Of course, simply putting money into a CDI program alone will not improve clinical documentation. Effecting organizational change requires a concentrated plan that is frequently revisited and revised. NYPHS, comprised of 25 hospitals and 10 long-term care facilities, allows individual facilities to customize their own CDI programs, but they must demonstrate a plan for implementing protocols to standardize clinical documentation. Annually, the system hosts a CDI conference to allow staff from its member hospitals an opportunity to exchange notes and receive continuing education.

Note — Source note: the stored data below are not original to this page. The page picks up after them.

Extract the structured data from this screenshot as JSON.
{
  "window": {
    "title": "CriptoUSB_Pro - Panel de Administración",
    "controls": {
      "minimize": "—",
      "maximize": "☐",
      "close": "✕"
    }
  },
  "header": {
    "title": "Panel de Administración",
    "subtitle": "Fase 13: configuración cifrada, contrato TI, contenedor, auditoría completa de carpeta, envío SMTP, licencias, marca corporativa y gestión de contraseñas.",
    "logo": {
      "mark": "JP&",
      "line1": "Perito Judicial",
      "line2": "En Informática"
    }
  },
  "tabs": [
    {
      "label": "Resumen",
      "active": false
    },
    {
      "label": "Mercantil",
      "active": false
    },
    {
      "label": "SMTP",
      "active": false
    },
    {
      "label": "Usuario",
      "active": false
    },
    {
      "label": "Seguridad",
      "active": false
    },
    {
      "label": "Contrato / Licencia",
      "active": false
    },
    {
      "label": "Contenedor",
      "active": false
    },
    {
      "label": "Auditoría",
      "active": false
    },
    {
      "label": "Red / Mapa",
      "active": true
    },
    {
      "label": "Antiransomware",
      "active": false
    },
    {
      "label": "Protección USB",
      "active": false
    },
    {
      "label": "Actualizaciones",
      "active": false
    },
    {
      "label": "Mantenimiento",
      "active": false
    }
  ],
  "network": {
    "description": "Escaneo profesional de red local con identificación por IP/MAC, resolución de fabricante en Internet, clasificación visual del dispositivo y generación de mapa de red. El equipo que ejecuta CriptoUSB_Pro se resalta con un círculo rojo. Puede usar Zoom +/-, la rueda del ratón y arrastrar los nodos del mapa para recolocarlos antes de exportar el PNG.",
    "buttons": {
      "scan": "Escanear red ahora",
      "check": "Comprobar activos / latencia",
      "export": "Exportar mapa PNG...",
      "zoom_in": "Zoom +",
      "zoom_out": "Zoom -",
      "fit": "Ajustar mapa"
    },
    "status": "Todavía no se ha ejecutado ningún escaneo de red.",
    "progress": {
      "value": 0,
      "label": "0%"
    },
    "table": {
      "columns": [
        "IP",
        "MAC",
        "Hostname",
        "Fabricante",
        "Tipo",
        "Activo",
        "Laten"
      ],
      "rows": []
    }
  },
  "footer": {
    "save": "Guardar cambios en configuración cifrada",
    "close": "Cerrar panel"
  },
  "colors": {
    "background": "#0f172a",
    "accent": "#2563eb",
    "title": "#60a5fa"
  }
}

Perhaps the most important aspect of any CDI program is involving the documenting clinicians. The best way to do this is by observing what they’re doing at the point of care, according to Dragut. “When you do clinical documentation improvement, you are being most proactive at the time the doctor writes it down or, in the EHR world, when he strikes the key.”

The flow of health information follows a complicated course from the point of care to the billing department to a payer’s office or a reporting agency. Providers get frustrated when workflows are disrupted for no apparent reason, so educating those trained in clinical care on the implications of inadequate documentation is necessary, according to Endicott. “It’s having that conversation and providing some education to physicians about what this means for our bottom line and their bottom lines.”

Hospitals are undoubtedly beginning to take clinical documentation more seriously with their reputations and incomes at risk, but beyond dollars and bad reviews, improved clinical documentation can improve patient safety and outcomes. If a provider fails to document all facets of a patient’s disease, all treatment provided to the patient and all of the patient’s risk factors, the provider is putting the patient at risk for medical error, according to Dragut. “The details you include about your patient are never too much.”